Over the years, Oprah Winfrey has become a force to reckon with in the media, not just because of her talent as a daytime television host, but also because of her other contributions to the American culture.
The media entrepreneur launched literary careers, convened difficult conversations about race and gender, and also made huge donations to support charities dear to her heart. As a result of her immense contribution in shaping America, the National Museum of African American History and Culture will open a new exhibit on Friday titled “Watching Oprah: The Oprah Winfrey Show and American Culture”.
The exhibition will feature video clips, interview segments, movie costumes, and personal photographs and journals to explore what has influenced Winfrey and how her work has shaped America.
Speaking about the exhibition, museum director Lonnie G. Bunch III said: “What’s interesting is the same way America thought about Walter Cronkite — you could trust Walter Cronkite and his opinion — they trust Oprah.
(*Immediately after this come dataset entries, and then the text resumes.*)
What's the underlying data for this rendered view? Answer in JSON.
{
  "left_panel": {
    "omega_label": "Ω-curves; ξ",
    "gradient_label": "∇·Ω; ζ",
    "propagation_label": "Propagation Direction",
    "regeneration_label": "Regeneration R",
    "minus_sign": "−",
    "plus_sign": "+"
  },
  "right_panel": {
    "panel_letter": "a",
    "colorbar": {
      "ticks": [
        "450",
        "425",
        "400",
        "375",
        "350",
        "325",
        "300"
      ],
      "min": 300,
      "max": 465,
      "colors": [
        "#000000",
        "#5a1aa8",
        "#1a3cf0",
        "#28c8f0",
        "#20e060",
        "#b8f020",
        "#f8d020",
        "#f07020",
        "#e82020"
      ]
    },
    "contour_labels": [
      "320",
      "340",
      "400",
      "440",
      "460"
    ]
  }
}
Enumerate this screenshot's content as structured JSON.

An African American woman becomes the person America turns to.”
Winfrey donated $21 million to the $540 million museum, making her its largest individual benefactor (its theater is named in her honor). But Bunch said her role as benefactor did not influence the exhibition.
“We made sure there was a bright line, that this was done by the museum and museum scholars,” he said. “The fundraising was not through Oprah’s people.”
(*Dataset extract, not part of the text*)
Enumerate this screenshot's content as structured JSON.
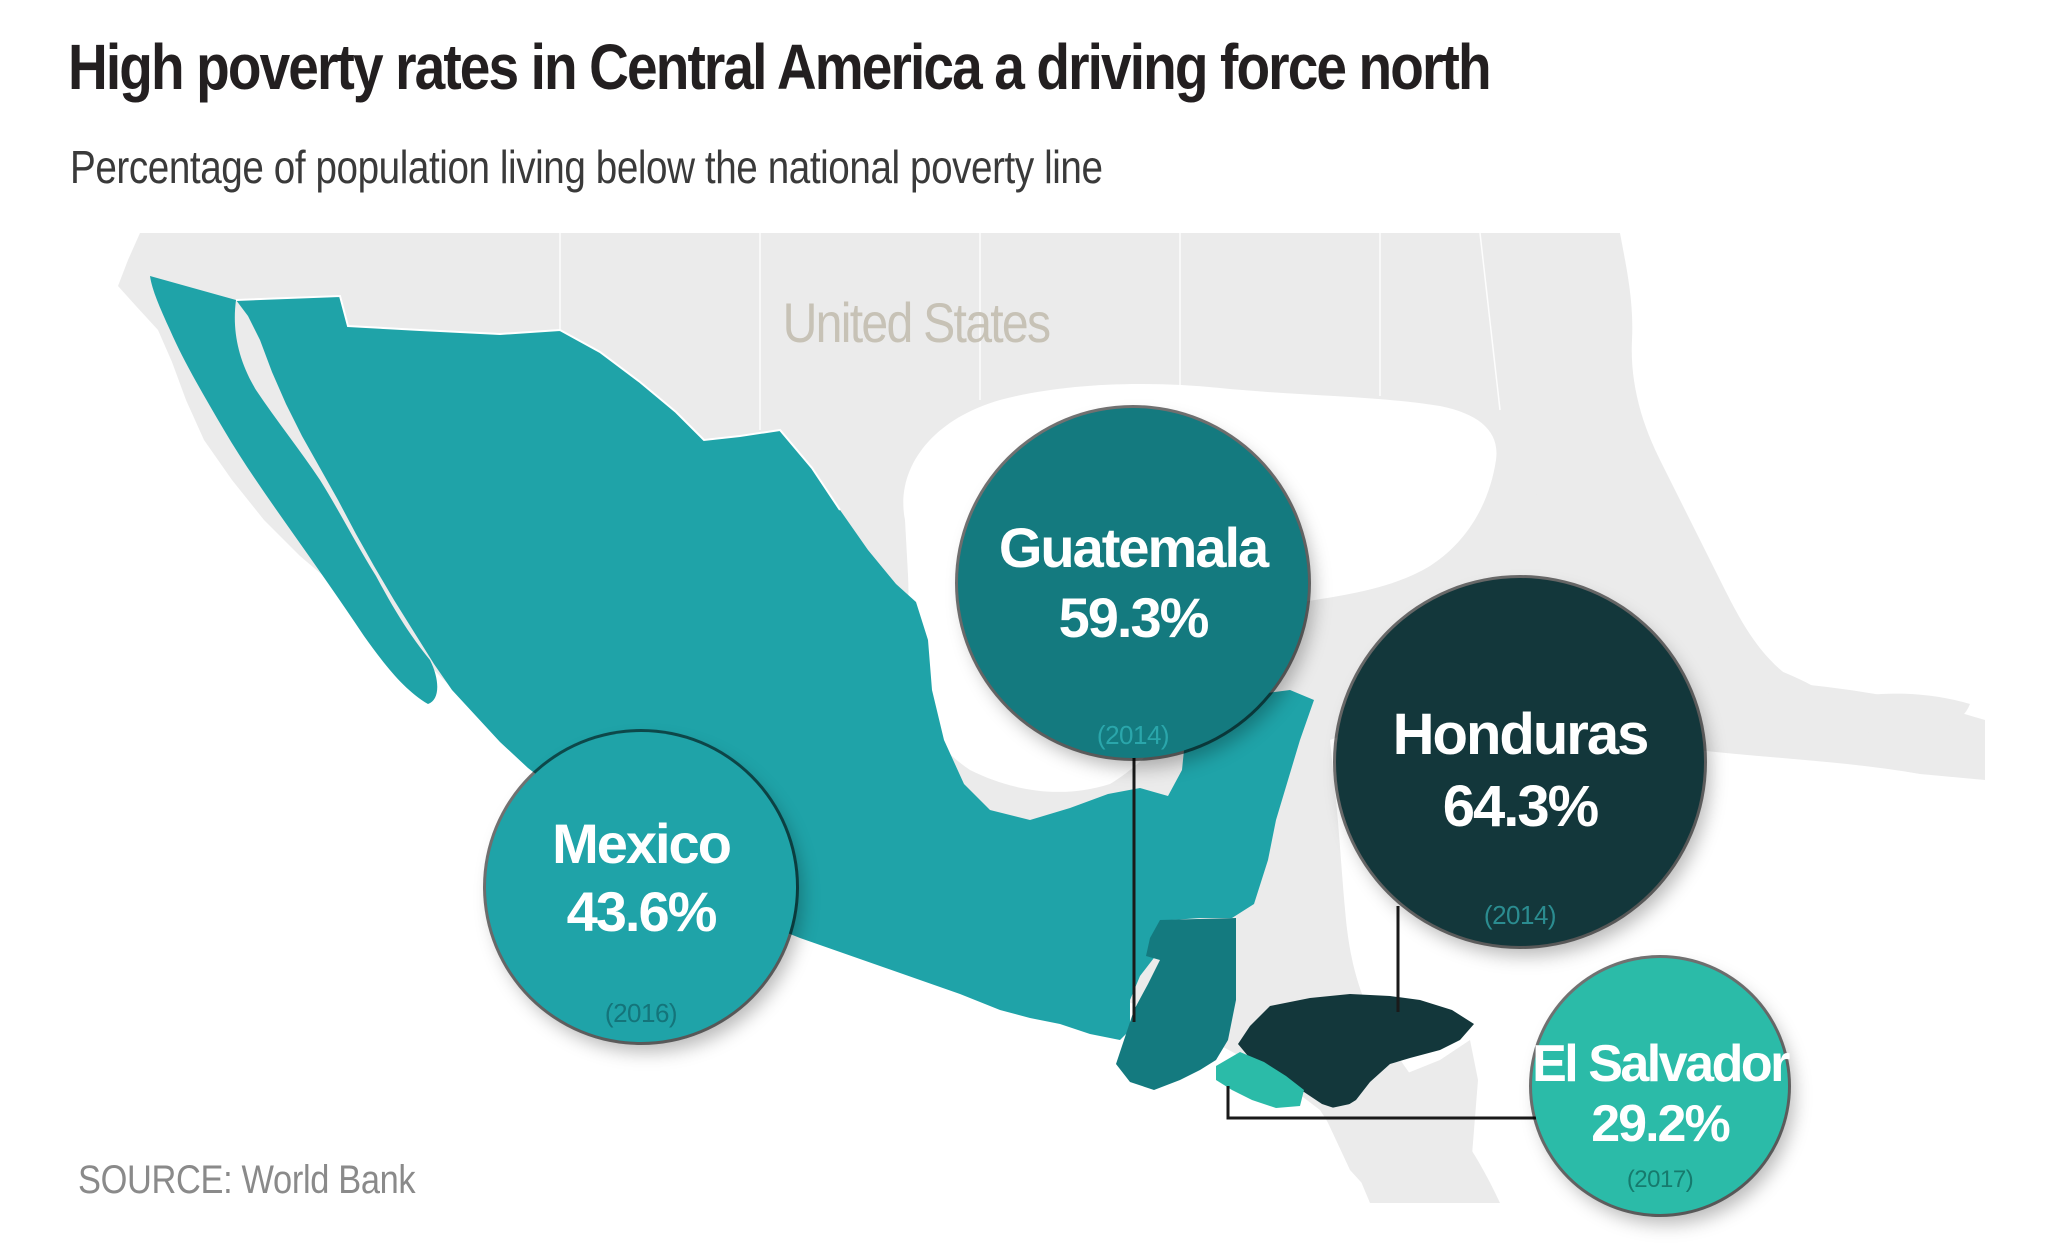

The exhibition will open on Friday and run through June 2019. Among the artifacts included in the exhibition is a page from the 1971 yearbook from East Nashville High School, highlighting Winfrey’s participation in student government during her senior year there. A red suit designed by Celine and worn by Winfrey during her famous Sept. 13, 2004, car giveaway stunt, in which she gave every member of her studio audience a new Pontiac sedan, will also feature in the exhibition.